I know you don’t like to wait for cyclists.  Believe me, I get it.  I’m not particularly fond of it either, especially when I’m running late to get somewhere.  Which is pretty much all the time with me.  But humor me, for a minute, if you will.

This morning I went out for a ride.  I only went about 16 miles because I didn’t have a whole lot of time before my doctor appointment that I ultimately missed because I had the time wrong. Duh.  But something occurred to me while I was out on the bike earlier when some guy in a red pickup truck pulling a trailer nearly scared the crap out of me as he sped past in very close proximity.  I’m not really sure what he was trying to prove, since it was pretty obvious that he and his means of transportation were way bigger and faster than me and mine.  If he was trying to prove that he’s a jackass, he succeeded.  Anyway, I think we all know I’m a pretty fearless chick, there’s not a lot that truly scares me.  However, this caused enough fear in me that I began shouting at the driver of said pick up.  It is entirely possible there were obscenities involved.

As I rode on I started thinking, if that guy was a friend of mine, he wouldn’t have been as likely to do that.  No, I’m not planning to use his license plate number to track him down and make friends (nor for any other reason, for that matter).  Actually, I have a favor to ask of all my driving friends.

My confidence on the bike has grown leaps and bounds over the past couple months, but I still consider myself a novice and I’m still figuring out the rules of sharing the road.  I typically try to ride with company, so I can learn from my more experienced cyclist friends, but that’s not always an option.    The runner girl in me is used to sidewalks and jogging paths, or being able to jump out of the way without the risk of too much damage, so trust me, I don’t love riding in your driving lane, but I also don’t love riding over all the gravel and potentially hazardous junk on the shoulder of the road.  If I had my way, I would ride strictly on bike paths or country roads where the only traffic is an occasional tractor, but I have to get to those venues somehow.  I’d rather not be scared or killed in my attempt to get there.

So, here’s my favor, you ready?
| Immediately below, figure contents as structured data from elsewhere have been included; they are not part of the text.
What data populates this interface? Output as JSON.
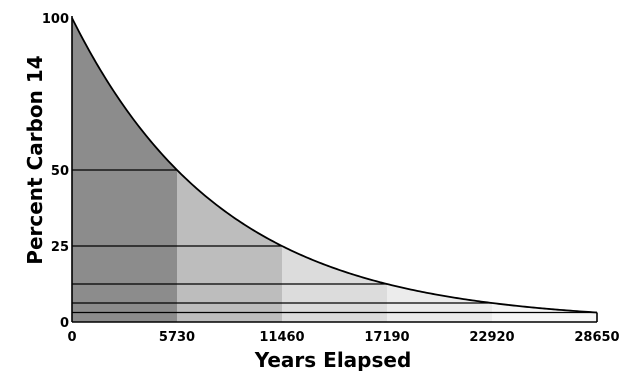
{
  "chart_data": {
    "type": "area",
    "xlabel": "Years Elapsed",
    "ylabel": "Percent Carbon 14",
    "xlim": [
      0,
      28650
    ],
    "ylim": [
      0,
      100
    ],
    "x_ticks": [
      0,
      5730,
      11460,
      17190,
      22920,
      28650
    ],
    "y_ticks": [
      0,
      25,
      50,
      100
    ],
    "half_life_years": 5730,
    "curve": {
      "x": [
        0,
        5730,
        11460,
        17190,
        22920,
        28650
      ],
      "y": [
        100,
        50,
        25,
        12.5,
        6.25,
        3.125
      ]
    },
    "band_colors": [
      "#8c8c8c",
      "#bdbdbd",
      "#dcdcdc",
      "#ececec",
      "#f6f6f6"
    ],
    "grid": false,
    "legend": "none"
  }
}
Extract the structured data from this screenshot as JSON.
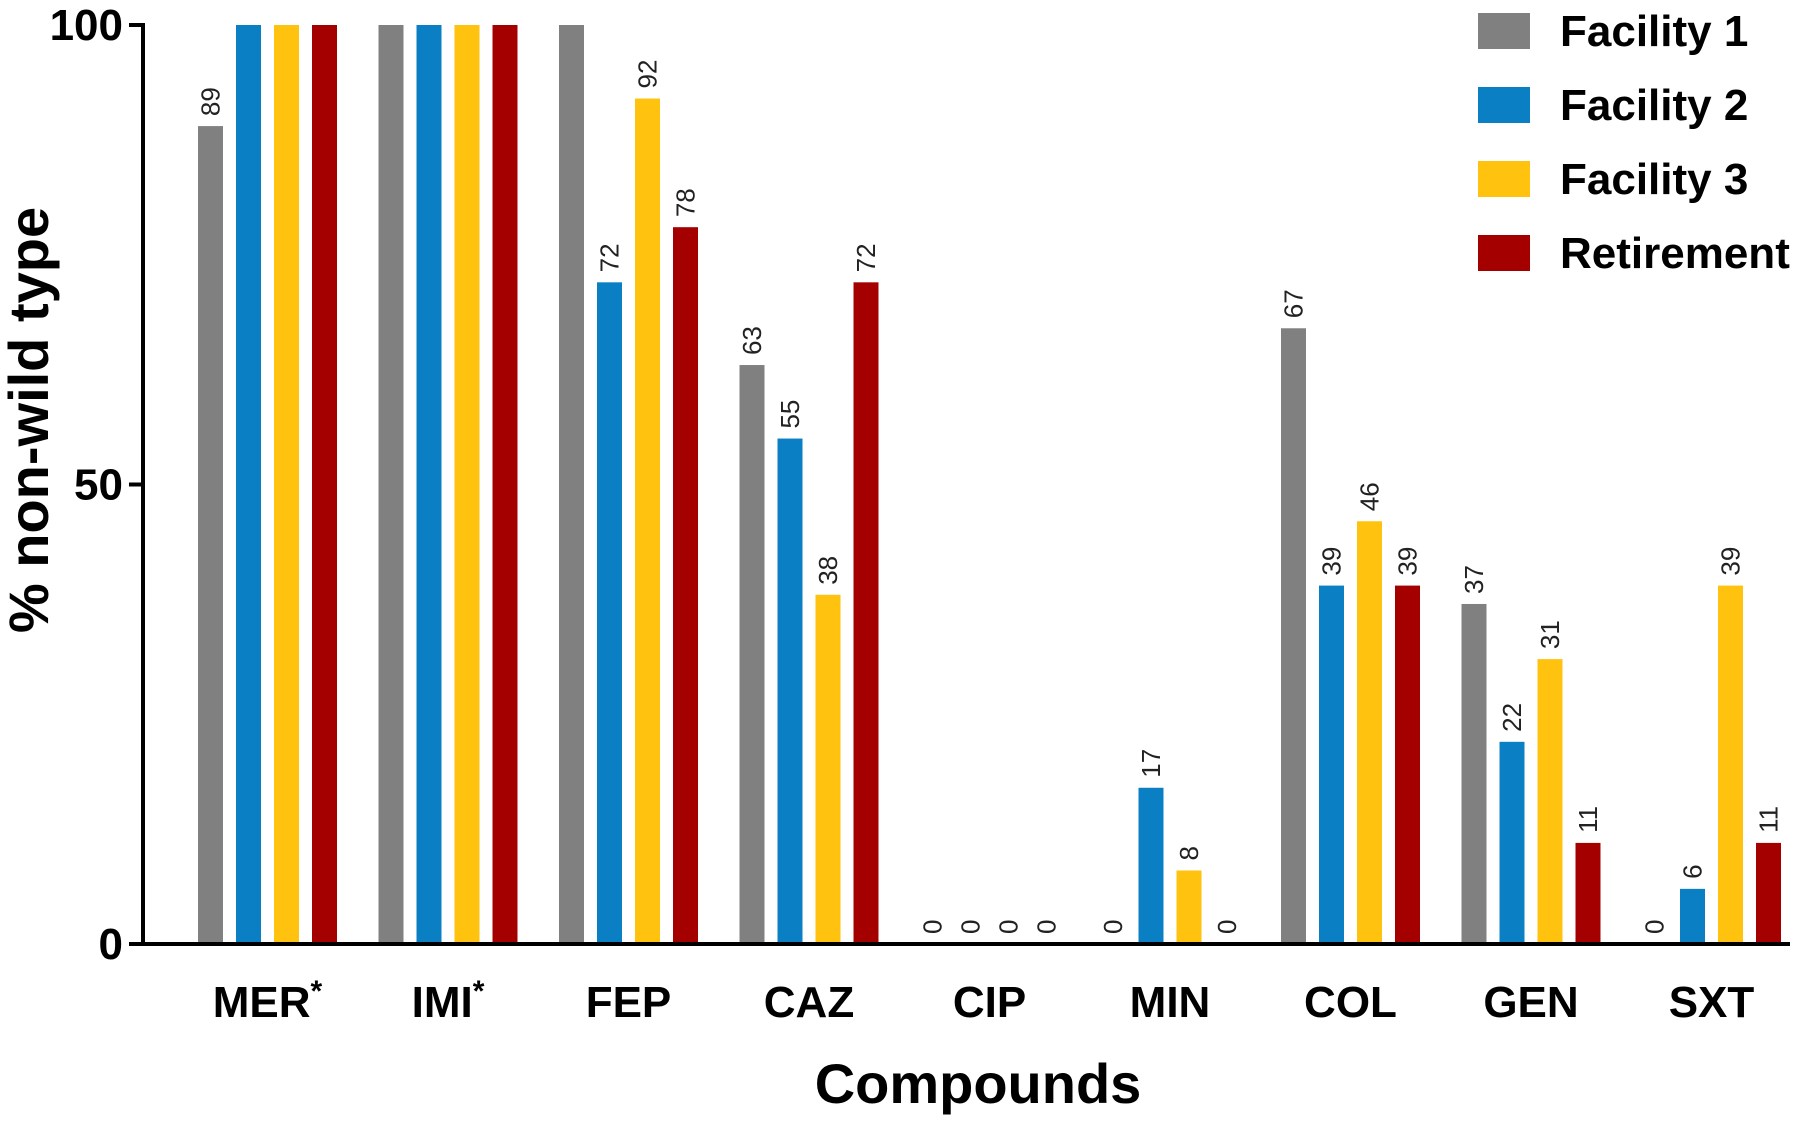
{
  "chart_data": {
    "type": "bar",
    "title": "",
    "xlabel": "Compounds",
    "ylabel": "% non-wild type",
    "ylim": [
      0,
      100
    ],
    "yticks": [
      0,
      50,
      100
    ],
    "grid": false,
    "legend_position": "top-right",
    "categories": [
      "MER",
      "IMI",
      "FEP",
      "CAZ",
      "CIP",
      "MIN",
      "COL",
      "GEN",
      "SXT"
    ],
    "category_marks": [
      "*",
      "*",
      "",
      "",
      "",
      "",
      "",
      "",
      ""
    ],
    "series": [
      {
        "name": "Facility 1",
        "color": "#808080",
        "values": [
          89,
          100,
          100,
          63,
          0,
          0,
          67,
          37,
          0
        ],
        "labels": [
          "89",
          "",
          "",
          "63",
          "0",
          "0",
          "67",
          "37",
          "0"
        ]
      },
      {
        "name": "Facility 2",
        "color": "#0B7FC4",
        "values": [
          100,
          100,
          72,
          55,
          0,
          17,
          39,
          22,
          6
        ],
        "labels": [
          "",
          "",
          "72",
          "55",
          "0",
          "17",
          "39",
          "22",
          "6"
        ]
      },
      {
        "name": "Facility 3",
        "color": "#FFC20E",
        "values": [
          100,
          100,
          92,
          38,
          0,
          8,
          46,
          31,
          39
        ],
        "labels": [
          "",
          "",
          "92",
          "38",
          "0",
          "8",
          "46",
          "31",
          "39"
        ]
      },
      {
        "name": "Retirement",
        "color": "#A50000",
        "values": [
          100,
          100,
          78,
          72,
          0,
          0,
          39,
          11,
          11
        ],
        "labels": [
          "",
          "",
          "78",
          "72",
          "0",
          "0",
          "39",
          "11",
          "11"
        ]
      }
    ]
  }
}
Next time you are out and about in your car, and you happen upon a cyclist, pretend for a moment that it’s me, your friend.  I’d like to think that most, if not all of you care enough about me that you are concerned with my well-being.  I’d like to think that you wouldn’t want to cause me any harm, such as paralysis or death or at the very least the humiliation of soiling myself in public (although a few of you would probably enjoy that last one).  There is a reason we wear helmets, and it’s not about the fashion statement, I assure you.  It’s to protect ourselves, and I’m hoping you all like me enough that you would be willing to protect me too.  So, please, use the brakes, slow down, take the extra 30 seconds to let traffic clear before you give me plenty of room as you carefully go around me, and I promise we’ll both have a better day because of it.  Think about it, wouldn’t it mess up your day a whole lot more to have to make that call to my mom and my kids?  That’s what I thought.

So next time you see “me” on the road, instead of thinking that I’m some egocentric cyclist who is out there being a jerk with the sole intention of messing up your commute, please remember that I’m really just out there doing the best I can.

Thanks, Friends.  Now get out and enjoy this beautiful day!


Rambling Runner Girl

Note: If I have ever offended or harmed you in any way and you would in fact like to run over me, please disregard this message.